For over three decades, he was the trusted architect of Michigan's punishing ground game, mentoring a legion of star running backs.
Fred Jackson's football life is woven into the fabric of the University of Michigan. A star quarterback at Jackson State in the 1970s, he transitioned to coaching, bringing a player's understanding and a fiery intensity to the sideline. Hired by Gary Moeller in 1992, Jackson became the constant, through multiple head coaches, in the Wolverines' backfield. He didn't just coach running backs; he sculpted them. His pupils—from Tyrone Wheatley and Tim Biakabutuka to Mike Hart and Chris Perry—formed the heart of Michigan's offensive identity, known for tough, between-the-tackles running. Jackson's two tenures in Ann Arbor, split by a brief stint at Yale, bookend some of the program's greatest triumphs, including national championships in 1997 and 2023. More than a strategist, he was a cultivator of talent and a bridge between eras, his voice a familiar, demanding one in the ears of generations of Michigan ball carriers.
1946–1964
The largest generation in history at the time. Shaped by postwar prosperity, the Vietnam War, the sexual revolution, and Watergate. They questioned every institution their parents built — then ran them.

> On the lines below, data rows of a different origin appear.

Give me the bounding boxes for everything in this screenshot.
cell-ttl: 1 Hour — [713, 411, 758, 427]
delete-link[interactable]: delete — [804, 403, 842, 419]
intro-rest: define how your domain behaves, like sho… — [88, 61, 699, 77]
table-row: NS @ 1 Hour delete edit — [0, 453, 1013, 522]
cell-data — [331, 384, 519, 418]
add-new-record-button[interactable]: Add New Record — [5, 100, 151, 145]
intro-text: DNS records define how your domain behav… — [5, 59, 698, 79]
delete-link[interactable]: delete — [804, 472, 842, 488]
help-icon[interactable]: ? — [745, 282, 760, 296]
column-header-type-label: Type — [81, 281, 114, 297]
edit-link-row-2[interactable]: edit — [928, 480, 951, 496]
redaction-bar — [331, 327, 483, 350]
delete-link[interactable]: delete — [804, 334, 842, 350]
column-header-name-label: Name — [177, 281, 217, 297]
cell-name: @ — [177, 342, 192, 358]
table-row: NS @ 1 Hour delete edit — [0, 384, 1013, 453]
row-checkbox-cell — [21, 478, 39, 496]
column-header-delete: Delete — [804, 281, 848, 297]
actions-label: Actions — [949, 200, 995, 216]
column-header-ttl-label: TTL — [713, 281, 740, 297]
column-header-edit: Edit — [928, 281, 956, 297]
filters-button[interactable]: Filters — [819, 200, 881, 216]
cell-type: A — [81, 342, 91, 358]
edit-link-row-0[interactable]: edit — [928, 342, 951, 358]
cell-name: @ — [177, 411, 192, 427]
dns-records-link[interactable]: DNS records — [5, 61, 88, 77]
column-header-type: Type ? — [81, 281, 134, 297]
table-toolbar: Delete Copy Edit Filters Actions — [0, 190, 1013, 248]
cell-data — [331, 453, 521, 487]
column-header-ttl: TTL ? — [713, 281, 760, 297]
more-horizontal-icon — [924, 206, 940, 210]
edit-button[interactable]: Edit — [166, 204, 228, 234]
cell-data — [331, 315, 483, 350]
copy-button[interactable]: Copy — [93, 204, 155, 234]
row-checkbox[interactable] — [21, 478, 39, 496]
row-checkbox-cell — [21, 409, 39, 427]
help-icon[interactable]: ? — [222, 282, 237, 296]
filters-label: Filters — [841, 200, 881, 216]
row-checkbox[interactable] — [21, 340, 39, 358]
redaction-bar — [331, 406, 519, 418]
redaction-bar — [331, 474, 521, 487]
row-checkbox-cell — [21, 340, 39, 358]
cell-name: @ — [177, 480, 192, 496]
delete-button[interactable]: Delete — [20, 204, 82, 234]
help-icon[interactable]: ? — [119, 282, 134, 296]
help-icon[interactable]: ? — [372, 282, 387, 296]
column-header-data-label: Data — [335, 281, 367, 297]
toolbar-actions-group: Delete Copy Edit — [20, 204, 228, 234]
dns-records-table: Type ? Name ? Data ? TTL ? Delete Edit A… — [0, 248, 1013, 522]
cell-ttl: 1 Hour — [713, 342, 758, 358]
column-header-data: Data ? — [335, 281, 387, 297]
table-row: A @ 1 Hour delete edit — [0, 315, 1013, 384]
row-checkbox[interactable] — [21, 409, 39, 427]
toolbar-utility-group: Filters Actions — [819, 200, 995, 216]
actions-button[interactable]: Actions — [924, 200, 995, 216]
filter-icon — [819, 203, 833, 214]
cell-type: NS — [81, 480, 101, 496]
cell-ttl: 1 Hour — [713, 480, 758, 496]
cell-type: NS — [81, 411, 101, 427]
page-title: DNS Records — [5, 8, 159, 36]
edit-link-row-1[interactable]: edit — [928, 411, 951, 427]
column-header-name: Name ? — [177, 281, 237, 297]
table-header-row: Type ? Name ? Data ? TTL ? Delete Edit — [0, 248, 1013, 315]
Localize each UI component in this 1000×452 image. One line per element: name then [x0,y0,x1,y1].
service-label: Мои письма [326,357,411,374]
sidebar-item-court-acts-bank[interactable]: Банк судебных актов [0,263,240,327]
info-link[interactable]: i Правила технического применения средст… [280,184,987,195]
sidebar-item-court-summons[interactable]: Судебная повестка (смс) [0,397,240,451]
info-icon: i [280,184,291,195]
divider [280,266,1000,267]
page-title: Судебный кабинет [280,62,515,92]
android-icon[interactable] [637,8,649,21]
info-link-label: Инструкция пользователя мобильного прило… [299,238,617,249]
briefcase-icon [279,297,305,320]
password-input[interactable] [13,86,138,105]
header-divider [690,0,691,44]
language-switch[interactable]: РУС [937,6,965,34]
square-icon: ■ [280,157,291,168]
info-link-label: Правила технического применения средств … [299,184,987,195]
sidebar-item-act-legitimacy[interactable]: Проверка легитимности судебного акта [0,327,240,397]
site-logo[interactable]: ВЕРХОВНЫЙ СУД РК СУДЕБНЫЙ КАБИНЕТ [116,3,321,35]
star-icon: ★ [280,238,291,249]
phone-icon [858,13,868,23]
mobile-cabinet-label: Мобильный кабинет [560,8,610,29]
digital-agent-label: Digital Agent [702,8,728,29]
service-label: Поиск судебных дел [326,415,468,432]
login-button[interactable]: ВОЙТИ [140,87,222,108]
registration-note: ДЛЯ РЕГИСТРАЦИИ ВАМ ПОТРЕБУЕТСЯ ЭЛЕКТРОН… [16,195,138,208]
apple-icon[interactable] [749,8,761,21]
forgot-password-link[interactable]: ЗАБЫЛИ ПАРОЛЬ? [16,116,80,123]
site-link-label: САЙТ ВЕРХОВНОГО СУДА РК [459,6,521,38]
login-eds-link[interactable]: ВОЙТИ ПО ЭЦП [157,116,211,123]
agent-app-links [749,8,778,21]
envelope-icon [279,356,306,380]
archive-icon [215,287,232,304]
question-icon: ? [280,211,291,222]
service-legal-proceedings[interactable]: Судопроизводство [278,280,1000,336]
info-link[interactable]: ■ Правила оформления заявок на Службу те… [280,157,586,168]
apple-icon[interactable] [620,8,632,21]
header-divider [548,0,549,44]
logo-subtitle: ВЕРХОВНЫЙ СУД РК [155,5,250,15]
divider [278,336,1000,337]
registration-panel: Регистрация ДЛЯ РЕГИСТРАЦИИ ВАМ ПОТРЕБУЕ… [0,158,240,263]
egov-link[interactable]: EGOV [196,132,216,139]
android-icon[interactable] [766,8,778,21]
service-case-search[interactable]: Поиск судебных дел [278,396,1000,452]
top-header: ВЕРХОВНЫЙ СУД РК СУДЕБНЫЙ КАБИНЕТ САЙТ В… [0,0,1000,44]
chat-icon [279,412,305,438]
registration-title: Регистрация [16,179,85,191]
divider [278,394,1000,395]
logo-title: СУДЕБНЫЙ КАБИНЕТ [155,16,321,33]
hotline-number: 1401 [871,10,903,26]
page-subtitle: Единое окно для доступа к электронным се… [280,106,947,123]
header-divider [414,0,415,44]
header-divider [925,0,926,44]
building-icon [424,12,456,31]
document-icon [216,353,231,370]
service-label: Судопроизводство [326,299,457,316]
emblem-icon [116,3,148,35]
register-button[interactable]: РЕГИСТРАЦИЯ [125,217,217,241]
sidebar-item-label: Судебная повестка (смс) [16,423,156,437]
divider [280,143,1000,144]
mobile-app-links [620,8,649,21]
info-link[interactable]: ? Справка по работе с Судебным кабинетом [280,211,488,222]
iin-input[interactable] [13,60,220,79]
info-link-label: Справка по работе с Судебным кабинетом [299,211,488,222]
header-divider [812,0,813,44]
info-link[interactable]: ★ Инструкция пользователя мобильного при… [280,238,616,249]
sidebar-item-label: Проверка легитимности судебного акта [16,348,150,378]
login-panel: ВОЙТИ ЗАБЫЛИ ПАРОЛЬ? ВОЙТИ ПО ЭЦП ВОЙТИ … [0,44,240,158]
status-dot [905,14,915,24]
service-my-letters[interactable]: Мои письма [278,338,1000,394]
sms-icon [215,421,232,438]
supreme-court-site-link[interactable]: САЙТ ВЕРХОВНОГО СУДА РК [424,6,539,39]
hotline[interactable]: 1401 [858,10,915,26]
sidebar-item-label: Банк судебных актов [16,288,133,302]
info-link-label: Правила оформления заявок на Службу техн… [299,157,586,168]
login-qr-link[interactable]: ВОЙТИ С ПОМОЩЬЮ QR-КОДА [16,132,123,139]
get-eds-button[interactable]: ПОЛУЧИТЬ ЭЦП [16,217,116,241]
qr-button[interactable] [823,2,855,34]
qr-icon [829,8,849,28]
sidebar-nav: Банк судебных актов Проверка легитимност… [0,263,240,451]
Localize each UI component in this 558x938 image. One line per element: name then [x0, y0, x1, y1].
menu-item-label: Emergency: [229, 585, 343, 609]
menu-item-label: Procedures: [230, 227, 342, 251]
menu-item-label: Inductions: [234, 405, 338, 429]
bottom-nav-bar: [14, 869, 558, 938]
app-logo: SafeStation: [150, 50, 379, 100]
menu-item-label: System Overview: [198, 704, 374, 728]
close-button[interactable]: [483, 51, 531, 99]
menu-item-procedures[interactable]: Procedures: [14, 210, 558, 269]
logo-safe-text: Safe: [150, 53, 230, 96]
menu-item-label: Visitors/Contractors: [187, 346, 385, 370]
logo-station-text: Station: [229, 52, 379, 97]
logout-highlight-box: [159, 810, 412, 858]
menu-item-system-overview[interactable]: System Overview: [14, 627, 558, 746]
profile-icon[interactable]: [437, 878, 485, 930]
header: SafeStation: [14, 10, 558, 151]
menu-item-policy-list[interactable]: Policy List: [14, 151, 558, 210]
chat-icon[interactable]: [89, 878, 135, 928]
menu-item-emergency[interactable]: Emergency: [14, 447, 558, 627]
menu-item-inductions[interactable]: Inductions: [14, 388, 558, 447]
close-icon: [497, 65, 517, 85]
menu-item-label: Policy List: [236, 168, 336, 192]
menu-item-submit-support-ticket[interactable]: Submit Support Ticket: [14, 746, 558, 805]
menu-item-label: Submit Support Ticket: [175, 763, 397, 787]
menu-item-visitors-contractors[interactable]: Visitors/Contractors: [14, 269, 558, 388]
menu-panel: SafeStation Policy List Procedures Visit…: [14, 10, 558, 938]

Fred was born in 1950, placing them squarely in the Baby Boomers. The events that shaped this generation — postwar prosperity, civil rights, Vietnam, and the counterculture — shaped the world they entered and the choices available to them.
The biggest hits of 1950
#1 Movie
Cinderella
Best Picture
All About Eve
#1 TV Show
Texaco Star Theatre
The world at every milestone
Korean War begins
Rosa Parks refuses to give up her bus seat
JFK assassinated in Dallas; Martin Luther King's 'I Have a Dream' speech
Star Trek premieres on television
Martin Luther King Jr. and Robert Kennedy assassinated
Voting age lowered to 18 in the US
John Lennon shot and killed in New York
Hubble Space Telescope launched; Germany reunifies
Y2K passes without incident; contested Bush-Gore election
Deepwater Horizon oil spill; iPad launched
COVID-19 pandemic shuts down the world
He was a standout college quarterback at Jackson State, where he was a teammate of NFL legend Walter Payton.
Jackson is known for his energetic and vocal coaching style on the practice field.
He returned to Michigan in 2022 after head coach Jim Harbaugh specifically sought to bring back the experienced coach.
“A quarterback must see the whole field; a running back sees only the hole.”